Can VLMs Truly Forget? Benchmarking Training-Free Visual Concept Unlearning

arXiv cs.CV / 4/6/2026

💬 OpinionSignals & Early TrendsIdeas & Deep AnalysisModels & Research

Key Points

  • The paper argues that existing training-based “visual concept unlearning” can confound evaluation because fine-tuning on a small forget set already harms general capability before unlearning is measured.
  • It introduces VLM-UnBench, a new benchmark for training-free visual concept unlearning, spanning multiple forgetting levels, datasets, and concept axes with probe and evaluation conditions designed to distinguish true forgetting from mere instruction-following.
  • Across many VLM configurations and evaluation setups, realistic unlearning prompts achieve forget accuracy close to the no-instruction baseline, while meaningful improvements only appear under special “oracle” conditions that effectively reveal the target concept.
  • Object and scene concepts are found to be especially resistant to suppression, and instruction-tuned models can still retain relevant visual knowledge even when explicitly instructed to forget.
  • Overall, the results highlight a gap between prompt-level suppression (instruction compliance) and true visual concept erasure (removal of underlying representations).

Abstract

VLMs trained on web-scale data retain sensitive and copyrighted visual concepts that deployment may require removing. Training-based unlearning methods share a structural flaw: fine-tuning on a narrow forget set degrades general capabilities before unlearning begins, making it impossible to attribute subsequent performance drops to the unlearning procedure itself. Training-free approaches sidestep this by suppressing concepts through prompts or system instructions, but no rigorous benchmark exists for evaluating them on visual tasks. We introduce VLM-UnBench, the first benchmark for training-free visual concept unlearning in VLMs. It covers four forgetting levels, 7 source datasets, and 11 concept axes, and pairs a three-level probe taxonomy with five evaluation conditions to separate genuine forgetting from instruction compliance.

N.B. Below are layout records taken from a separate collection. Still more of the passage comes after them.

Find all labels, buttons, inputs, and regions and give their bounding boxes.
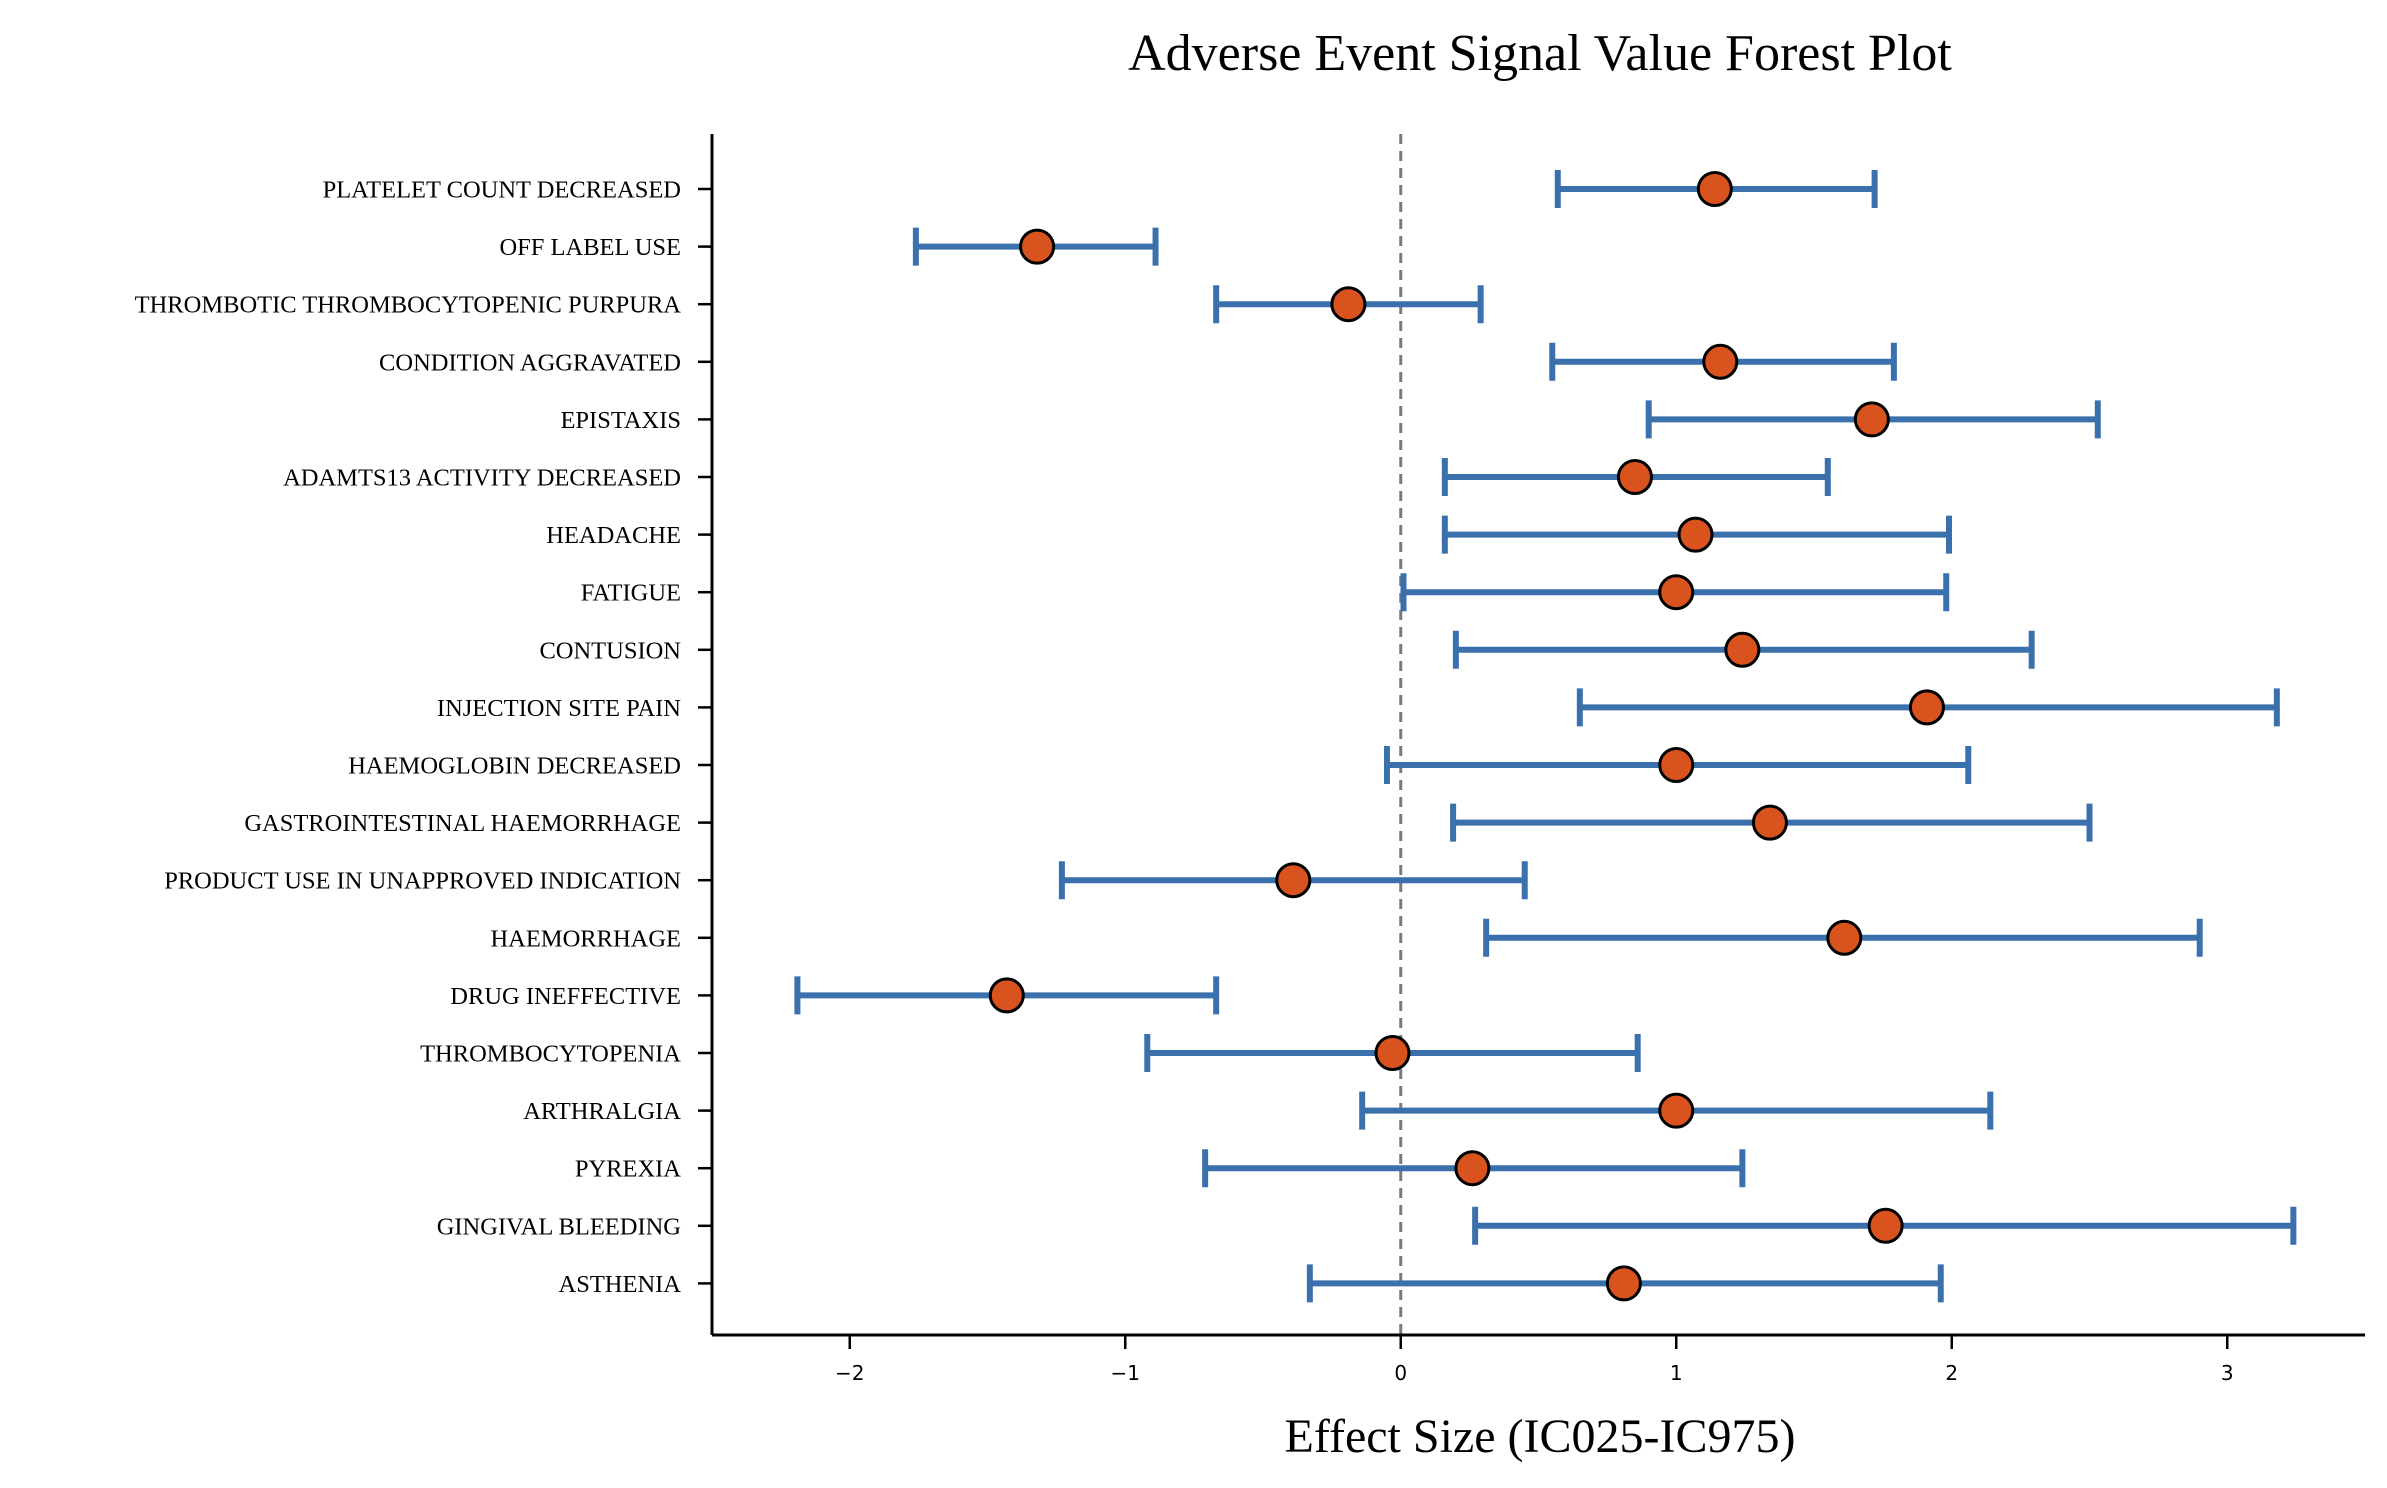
- y-tick-label: HAEMORRHAGE: [490, 925, 681, 952]
- forest-row: [1472, 1206, 2297, 1245]
- x-axis-label: Effect Size (IC025-IC975): [1285, 1410, 1796, 1463]
- point-estimate: [1454, 1150, 1491, 1187]
- point-estimate: [1724, 631, 1761, 668]
- y-tick-label: FATIGUE: [581, 580, 681, 607]
- y-tick-label: ADAMTS13 ACTIVITY DECREASED: [283, 465, 681, 492]
- point-estimate: [1658, 747, 1695, 783]
- point-estimate: [1853, 401, 1890, 438]
- point-estimate: [1330, 286, 1367, 323]
- point-estimate: [1616, 459, 1653, 495]
- forest-row: [1645, 400, 2101, 439]
- point-estimate: [988, 977, 1025, 1014]
- point-estimate: [1826, 919, 1863, 956]
- x-tick-label: −1: [1111, 1361, 1140, 1385]
- forest-row: [794, 976, 1220, 1015]
- point-estimate: [1867, 1207, 1904, 1244]
- forest-row: [1359, 1091, 1994, 1130]
- y-tick-label: THROMBOCYTOPENIA: [420, 1041, 681, 1068]
- forest-row: [1452, 630, 2035, 669]
- y-tick-label: PYREXIA: [575, 1156, 681, 1183]
- chart-title: Adverse Event Signal Value Forest Plot: [1128, 25, 1952, 82]
- y-tick-label: CONTUSION: [539, 637, 681, 664]
- y-tick-label: PRODUCT USE IN UNAPPROVED INDICATION: [164, 868, 681, 895]
- y-axis-labels: PLATELET COUNT DECREASED OFF LABEL USE THR…: [135, 177, 712, 1298]
- point-estimate: [1908, 689, 1945, 726]
- point-estimate: [1019, 228, 1056, 265]
- y-tick-label: DRUG INEFFECTIVE: [450, 983, 681, 1010]
- y-tick-label: OFF LABEL USE: [499, 234, 681, 261]
- y-tick-label: HAEMOGLOBIN DECREASED: [348, 753, 681, 780]
- x-tick-label: 2: [1945, 1361, 1958, 1385]
- data-rows: [794, 170, 2297, 1303]
- plot-area: [794, 134, 2297, 1335]
- y-tick-label: EPISTAXIS: [560, 407, 681, 434]
- y-tick-label: GASTROINTESTINAL HAEMORRHAGE: [244, 810, 681, 837]
- point-estimate: [1677, 516, 1714, 553]
- y-tick-label: CONDITION AGGRAVATED: [379, 349, 681, 376]
- forest-row: [1450, 803, 2093, 842]
- forest-row: [1549, 342, 1897, 381]
- y-tick-label: ASTHENIA: [559, 1271, 682, 1298]
- y-tick-label: PLATELET COUNT DECREASED: [323, 177, 681, 204]
- forest-row: [1058, 861, 1528, 900]
- forest-row: [1576, 688, 2280, 727]
- y-tick-label: HEADACHE: [546, 522, 681, 549]
- x-tick-label: 0: [1394, 1361, 1407, 1385]
- forest-row: [1213, 285, 1484, 324]
- point-estimate: [1374, 1035, 1411, 1071]
- forest-row: [1483, 918, 2203, 957]
- x-axis-ticks: −2 −1 0 1 2 3: [835, 1335, 2234, 1385]
- point-estimate: [1658, 1092, 1695, 1129]
- point-estimate: [1605, 1265, 1642, 1302]
- forest-row: [1554, 170, 1878, 208]
- point-estimate: [1702, 343, 1739, 380]
- forest-row: [1383, 746, 1972, 784]
- point-estimate: [1751, 804, 1788, 841]
- y-tick-label: THROMBOTIC THROMBOCYTOPENIC PURPURA: [135, 292, 682, 319]
- point-estimate: [1658, 574, 1695, 611]
- forest-row: [1441, 515, 1952, 554]
- point-estimate: [1696, 171, 1733, 207]
- x-tick-label: 1: [1670, 1361, 1683, 1385]
- x-tick-label: 3: [2221, 1361, 2234, 1385]
- forest-row: [912, 227, 1159, 266]
- y-tick-label: INJECTION SITE PAIN: [437, 695, 681, 722]
- forest-row: [1400, 573, 1950, 612]
- y-tick-label: ARTHRALGIA: [523, 1098, 681, 1125]
- forest-row: [1202, 1149, 1746, 1188]
- forest-row: [1144, 1034, 1641, 1072]
- axes: −2 −1 0 1 2 3 PLATELET COUNT DECREASED OFF LAB…: [135, 134, 2365, 1385]
- forest-row: [1306, 1264, 1944, 1303]
- x-tick-label: −2: [835, 1361, 864, 1385]
- y-tick-label: GINGIVAL BLEEDING: [437, 1213, 681, 1240]
- forest-row: [1441, 458, 1831, 496]
- point-estimate: [1275, 862, 1312, 899]
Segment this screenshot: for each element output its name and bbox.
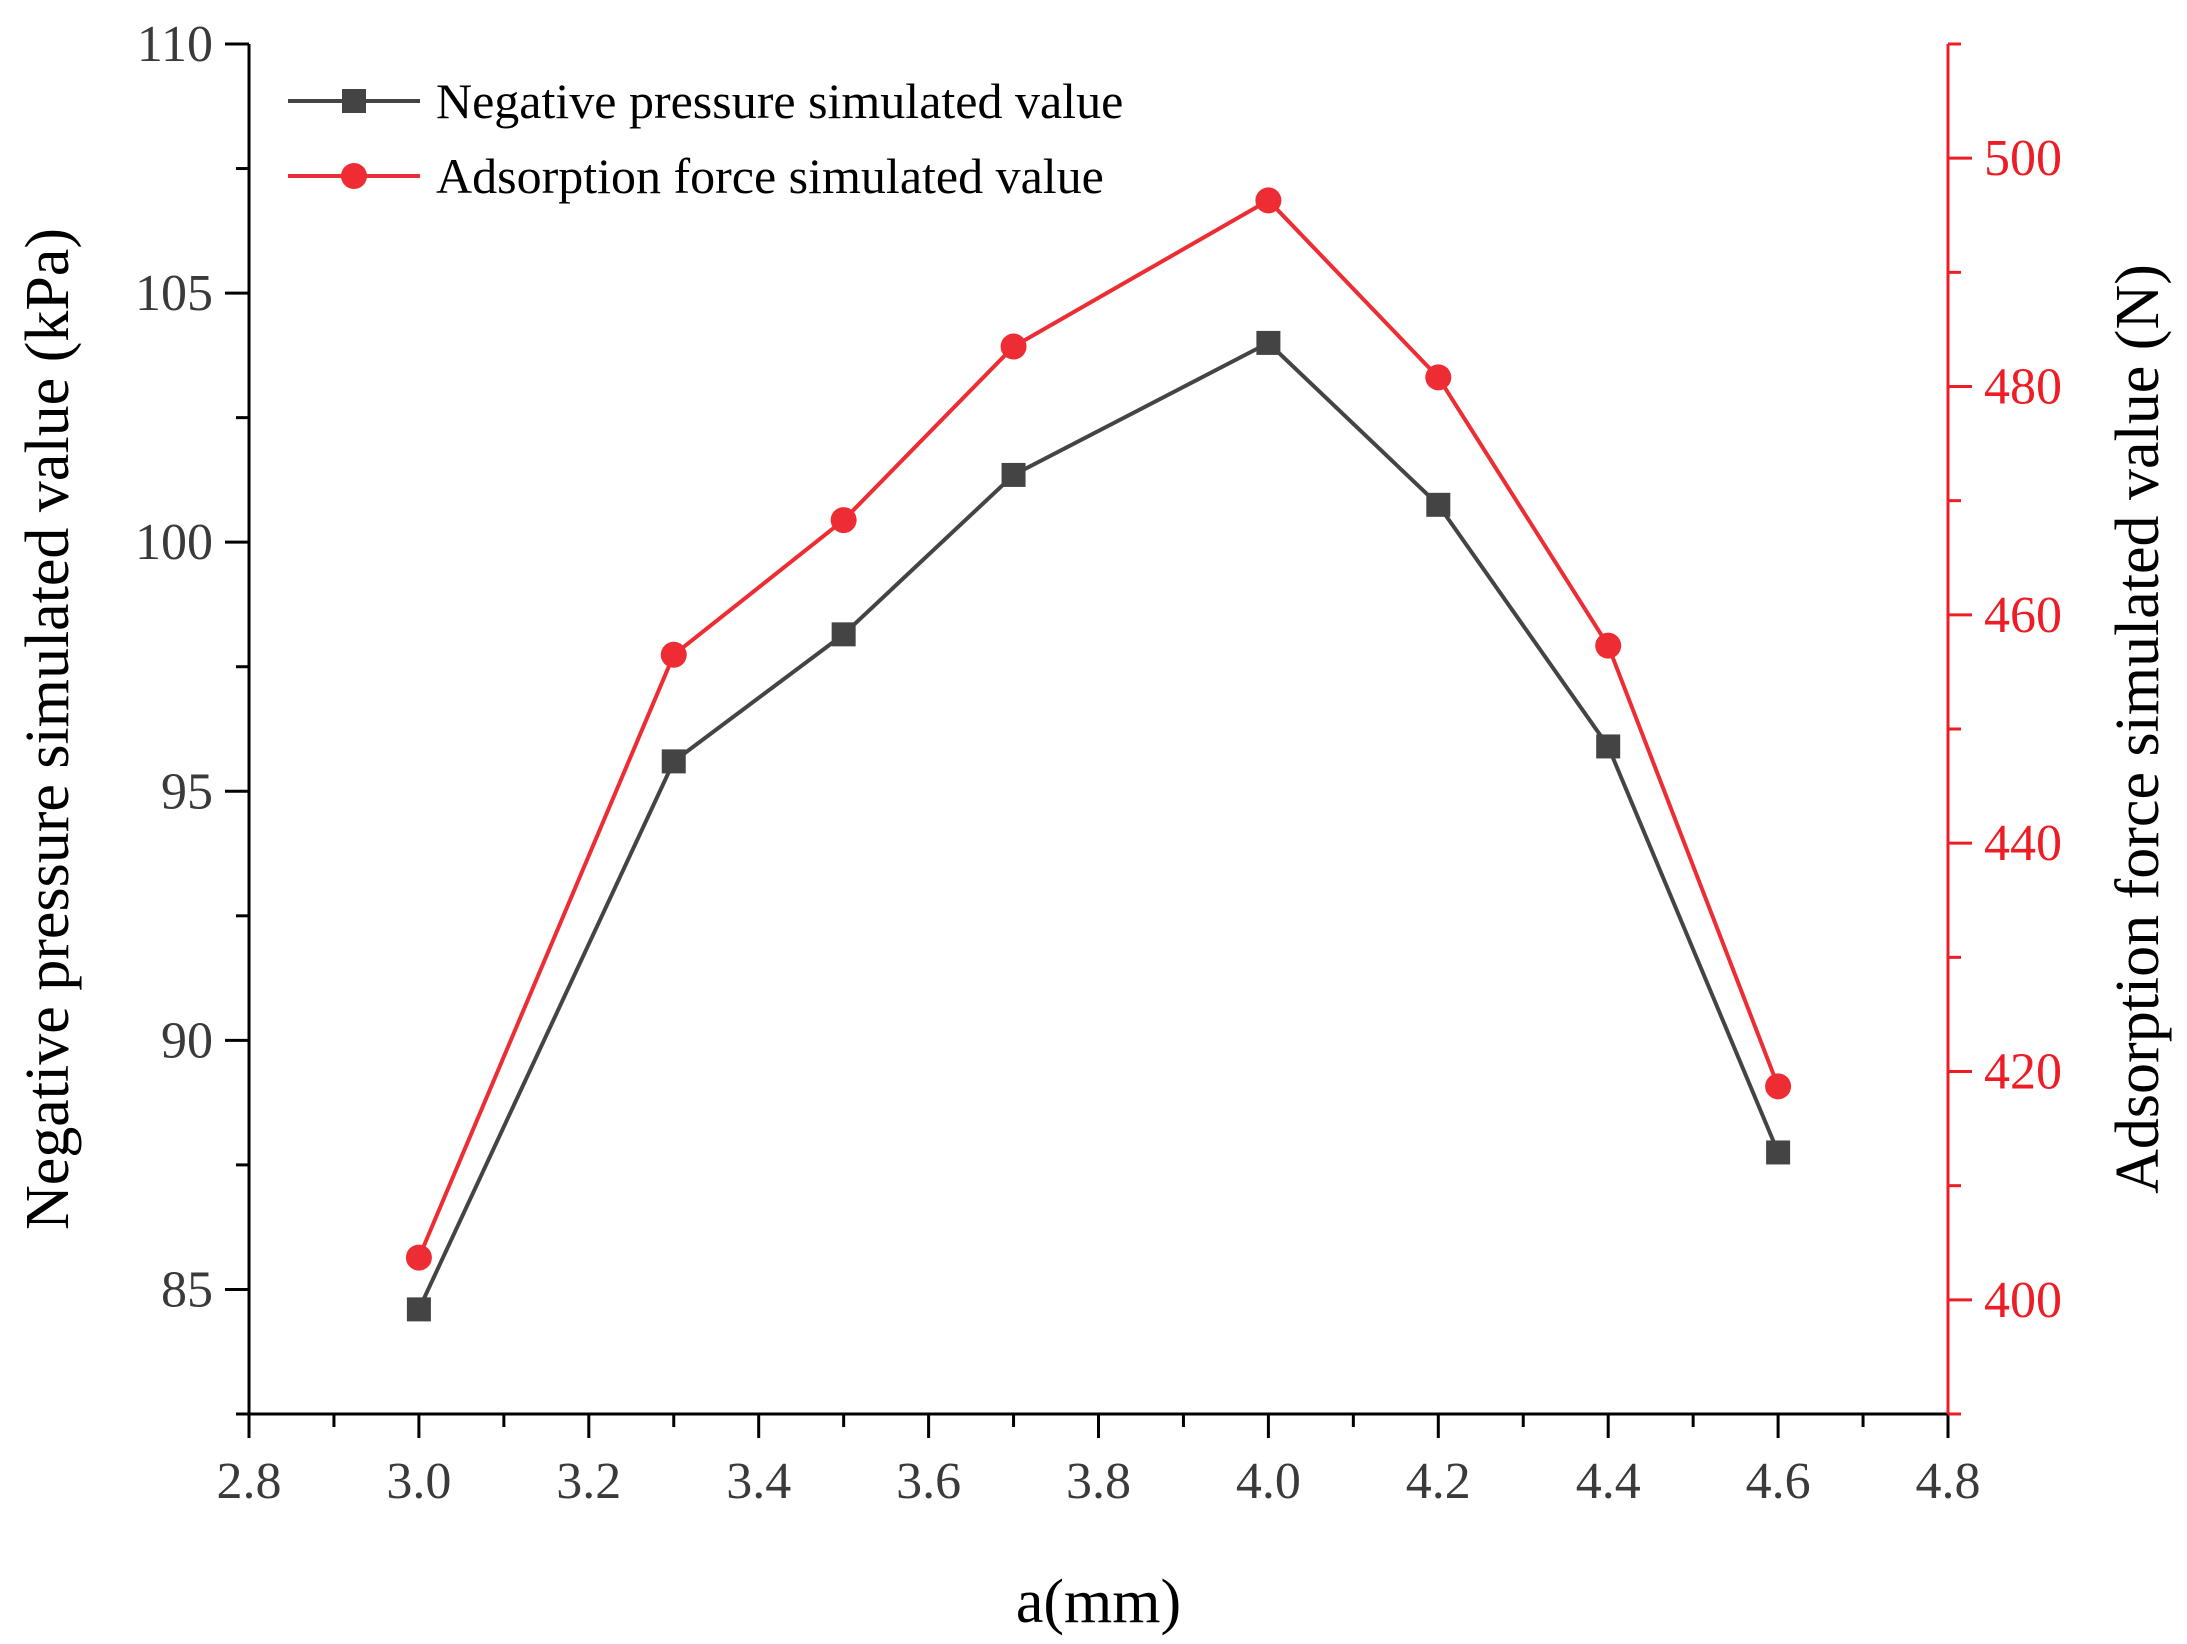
series-2-point — [1595, 632, 1622, 659]
legend-marker-1 — [342, 89, 366, 113]
y-tick-label: 90 — [161, 1012, 213, 1069]
series-1-point — [1256, 330, 1281, 355]
x-tick-label: 4.6 — [1746, 1453, 1811, 1510]
series-1-point — [661, 749, 686, 774]
series-2-point — [660, 641, 687, 668]
y2-tick-label: 460 — [1984, 587, 2062, 644]
series-2-point — [1000, 333, 1027, 360]
series-layer — [405, 187, 1792, 1322]
series-1-point — [1426, 492, 1451, 517]
series-2-point — [830, 507, 857, 534]
legend-label-1: Negative pressure simulated value — [436, 73, 1123, 129]
series-1-point — [406, 1297, 431, 1322]
series-line-2 — [417, 198, 1780, 1259]
y2-axis-title: Adsorption force simulated value (N) — [2104, 264, 2172, 1194]
x-axis-title: a(mm) — [1016, 1568, 1181, 1636]
y-axis-title: Negative pressure simulated value (kPa) — [14, 228, 82, 1230]
series-2-point — [405, 1244, 432, 1271]
y-tick-label: 100 — [135, 514, 213, 571]
x-tick-label: 3.2 — [556, 1453, 621, 1510]
y-tick-label: 95 — [161, 763, 213, 820]
series-1-point — [1596, 734, 1621, 759]
x-tick-label: 4.2 — [1406, 1453, 1471, 1510]
series-1-point — [1001, 462, 1026, 487]
series-2-point — [1765, 1073, 1792, 1100]
series-1-point — [1766, 1140, 1791, 1165]
x-tick-label: 3.0 — [386, 1453, 451, 1510]
x-tick-label: 4.0 — [1236, 1453, 1301, 1510]
y2-tick-label: 440 — [1984, 815, 2062, 872]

Across 8 evaluation settings and 13 VLM configurations, realistic unlearning prompts leave forget accuracy near the no-instruction baseline; meaningful reductions appear only under oracle conditions that disclose the target concept to the model. Object and scene concepts are the most resistant to suppression, and stronger instruction-tuned models remain capable despite explicit forget instructions. These results expose a clear gap between prompt-level suppression and true visual concept erasure.